NCJ Number
111843
Date Published
1988
Length
195 pages
Annotation
This history and discussion of court-agency relations during the past 50 years describes the intellectual forces that have governed not only the ways agencies interpret statutes and make rules but also the standards of judicial review.
Abstract
Moving from the era of the New Deal into the 1980's and beyond, the book examines how developments in moral philosophy and political science, changes in administrative law, the 'green movement' of the 1980's and 1970's, and current struggles between proregulatory and deregulatory forces have affected perceptions of both power and duty among administrators and judges. Focus is on three basic dynamics established in the past: a shift from demanding that administrative decisions summate group preferences to demanding that these decisions be right; conflict over what is right (i.e., technically or rationally correct versus an ethically informed prudential best guess); and uncertainty over whether the decision should be arrived at by some less adversarial and formal deliberative process than has been the practice.
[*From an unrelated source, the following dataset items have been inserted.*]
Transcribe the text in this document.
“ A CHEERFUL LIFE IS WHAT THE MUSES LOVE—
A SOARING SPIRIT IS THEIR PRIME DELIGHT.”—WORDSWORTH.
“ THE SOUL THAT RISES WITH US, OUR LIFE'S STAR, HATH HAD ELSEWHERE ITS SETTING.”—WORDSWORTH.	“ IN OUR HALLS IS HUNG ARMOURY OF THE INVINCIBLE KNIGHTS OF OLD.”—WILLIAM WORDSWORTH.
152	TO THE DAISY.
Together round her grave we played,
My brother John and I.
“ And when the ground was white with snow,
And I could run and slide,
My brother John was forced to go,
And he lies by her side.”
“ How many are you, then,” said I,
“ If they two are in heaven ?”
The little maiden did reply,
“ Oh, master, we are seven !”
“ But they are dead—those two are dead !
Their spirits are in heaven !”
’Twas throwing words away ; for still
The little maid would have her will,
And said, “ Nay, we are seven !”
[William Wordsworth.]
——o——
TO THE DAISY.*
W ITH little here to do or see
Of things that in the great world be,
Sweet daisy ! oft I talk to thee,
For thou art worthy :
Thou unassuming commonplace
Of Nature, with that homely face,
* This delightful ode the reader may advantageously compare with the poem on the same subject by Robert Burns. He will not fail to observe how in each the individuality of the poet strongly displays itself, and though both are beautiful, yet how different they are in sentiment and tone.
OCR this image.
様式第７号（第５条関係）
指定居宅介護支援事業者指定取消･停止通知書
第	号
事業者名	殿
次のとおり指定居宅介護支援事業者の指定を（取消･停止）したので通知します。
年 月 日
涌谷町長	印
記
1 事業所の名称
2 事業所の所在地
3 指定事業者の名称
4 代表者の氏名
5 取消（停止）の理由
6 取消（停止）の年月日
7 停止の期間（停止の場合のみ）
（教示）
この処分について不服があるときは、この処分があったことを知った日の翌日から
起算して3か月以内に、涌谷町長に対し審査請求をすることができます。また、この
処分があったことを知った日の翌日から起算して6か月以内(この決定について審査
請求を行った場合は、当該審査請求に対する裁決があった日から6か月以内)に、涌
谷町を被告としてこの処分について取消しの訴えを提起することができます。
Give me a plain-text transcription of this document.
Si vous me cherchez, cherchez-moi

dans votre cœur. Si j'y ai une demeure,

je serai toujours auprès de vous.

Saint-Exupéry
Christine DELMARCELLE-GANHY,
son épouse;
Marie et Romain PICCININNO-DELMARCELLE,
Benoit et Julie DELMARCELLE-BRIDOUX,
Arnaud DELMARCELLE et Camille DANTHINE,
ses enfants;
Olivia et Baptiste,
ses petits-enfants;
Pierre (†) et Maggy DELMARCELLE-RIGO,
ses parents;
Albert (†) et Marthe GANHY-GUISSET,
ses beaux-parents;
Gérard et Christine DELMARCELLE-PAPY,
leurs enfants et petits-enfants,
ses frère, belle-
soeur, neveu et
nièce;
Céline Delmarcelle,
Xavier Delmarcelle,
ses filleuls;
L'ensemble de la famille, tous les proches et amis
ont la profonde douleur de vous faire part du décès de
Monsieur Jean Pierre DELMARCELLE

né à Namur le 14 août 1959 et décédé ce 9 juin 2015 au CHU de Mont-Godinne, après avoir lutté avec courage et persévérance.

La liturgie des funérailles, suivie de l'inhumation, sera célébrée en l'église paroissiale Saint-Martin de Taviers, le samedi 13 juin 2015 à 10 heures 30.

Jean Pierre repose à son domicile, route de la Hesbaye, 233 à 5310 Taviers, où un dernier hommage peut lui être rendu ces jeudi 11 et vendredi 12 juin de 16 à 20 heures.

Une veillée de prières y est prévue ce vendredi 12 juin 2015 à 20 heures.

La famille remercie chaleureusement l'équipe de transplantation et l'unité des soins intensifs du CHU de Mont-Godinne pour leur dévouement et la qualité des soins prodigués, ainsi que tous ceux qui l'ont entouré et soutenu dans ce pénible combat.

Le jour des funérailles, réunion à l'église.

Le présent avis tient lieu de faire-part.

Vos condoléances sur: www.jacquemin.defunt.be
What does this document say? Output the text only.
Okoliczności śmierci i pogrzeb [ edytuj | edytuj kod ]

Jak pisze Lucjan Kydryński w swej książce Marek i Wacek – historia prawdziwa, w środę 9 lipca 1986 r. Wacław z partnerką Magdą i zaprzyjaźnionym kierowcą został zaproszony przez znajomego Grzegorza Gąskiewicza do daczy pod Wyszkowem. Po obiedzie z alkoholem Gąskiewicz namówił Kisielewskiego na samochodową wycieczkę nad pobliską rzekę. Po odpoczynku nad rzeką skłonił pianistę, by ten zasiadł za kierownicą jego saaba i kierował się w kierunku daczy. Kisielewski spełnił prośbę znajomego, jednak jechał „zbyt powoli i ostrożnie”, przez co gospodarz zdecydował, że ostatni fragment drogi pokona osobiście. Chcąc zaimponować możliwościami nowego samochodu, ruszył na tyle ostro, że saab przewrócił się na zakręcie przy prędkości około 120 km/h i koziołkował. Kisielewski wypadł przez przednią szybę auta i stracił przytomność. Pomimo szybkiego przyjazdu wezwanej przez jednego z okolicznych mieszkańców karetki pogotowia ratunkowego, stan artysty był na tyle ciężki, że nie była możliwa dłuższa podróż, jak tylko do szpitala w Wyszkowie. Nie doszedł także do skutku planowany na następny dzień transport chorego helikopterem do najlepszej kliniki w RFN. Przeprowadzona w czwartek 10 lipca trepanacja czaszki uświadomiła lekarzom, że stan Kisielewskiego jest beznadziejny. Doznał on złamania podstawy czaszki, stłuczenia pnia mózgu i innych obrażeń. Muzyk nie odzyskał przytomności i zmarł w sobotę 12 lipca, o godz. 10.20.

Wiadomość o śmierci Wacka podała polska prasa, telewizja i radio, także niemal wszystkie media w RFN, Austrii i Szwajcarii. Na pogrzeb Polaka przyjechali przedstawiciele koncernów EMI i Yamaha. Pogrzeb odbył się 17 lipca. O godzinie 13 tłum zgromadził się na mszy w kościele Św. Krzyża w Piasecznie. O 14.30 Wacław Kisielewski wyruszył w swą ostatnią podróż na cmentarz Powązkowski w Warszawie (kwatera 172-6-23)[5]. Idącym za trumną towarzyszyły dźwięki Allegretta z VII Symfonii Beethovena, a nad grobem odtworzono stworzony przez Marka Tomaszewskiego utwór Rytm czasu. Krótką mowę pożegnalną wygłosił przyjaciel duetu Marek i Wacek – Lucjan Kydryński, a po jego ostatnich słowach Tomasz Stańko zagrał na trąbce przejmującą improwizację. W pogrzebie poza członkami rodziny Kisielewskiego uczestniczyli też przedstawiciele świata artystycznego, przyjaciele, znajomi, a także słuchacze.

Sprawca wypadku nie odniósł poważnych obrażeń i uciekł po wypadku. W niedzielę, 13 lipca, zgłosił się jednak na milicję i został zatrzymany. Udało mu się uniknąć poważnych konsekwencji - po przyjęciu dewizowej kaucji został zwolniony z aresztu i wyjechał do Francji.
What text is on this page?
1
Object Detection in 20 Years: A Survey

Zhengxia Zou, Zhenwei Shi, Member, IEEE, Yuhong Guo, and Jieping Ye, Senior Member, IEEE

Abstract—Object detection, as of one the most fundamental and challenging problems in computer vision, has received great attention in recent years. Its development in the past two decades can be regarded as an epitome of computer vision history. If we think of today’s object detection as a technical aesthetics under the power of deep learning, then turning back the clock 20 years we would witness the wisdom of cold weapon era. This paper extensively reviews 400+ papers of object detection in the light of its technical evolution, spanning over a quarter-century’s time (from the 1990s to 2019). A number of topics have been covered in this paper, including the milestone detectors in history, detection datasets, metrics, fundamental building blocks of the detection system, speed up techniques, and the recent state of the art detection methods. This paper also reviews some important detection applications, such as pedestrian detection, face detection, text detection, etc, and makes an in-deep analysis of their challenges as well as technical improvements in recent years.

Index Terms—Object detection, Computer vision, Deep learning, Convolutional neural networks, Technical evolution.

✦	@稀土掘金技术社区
The jurisprudential movement of the 1960's and 1970's demanded that regulatory agencies engage in synoptic adjudicatory processes. The movement denied that agencies exercised discretion, and, therefore also denied that the courts reviewing them did. There now is a movement toward prudential deliberation for the agencies, and the only way courts can check on agency discretion is by themselves engaging in prudential deliberation, that is, exercising discretion. Chapter notes and index.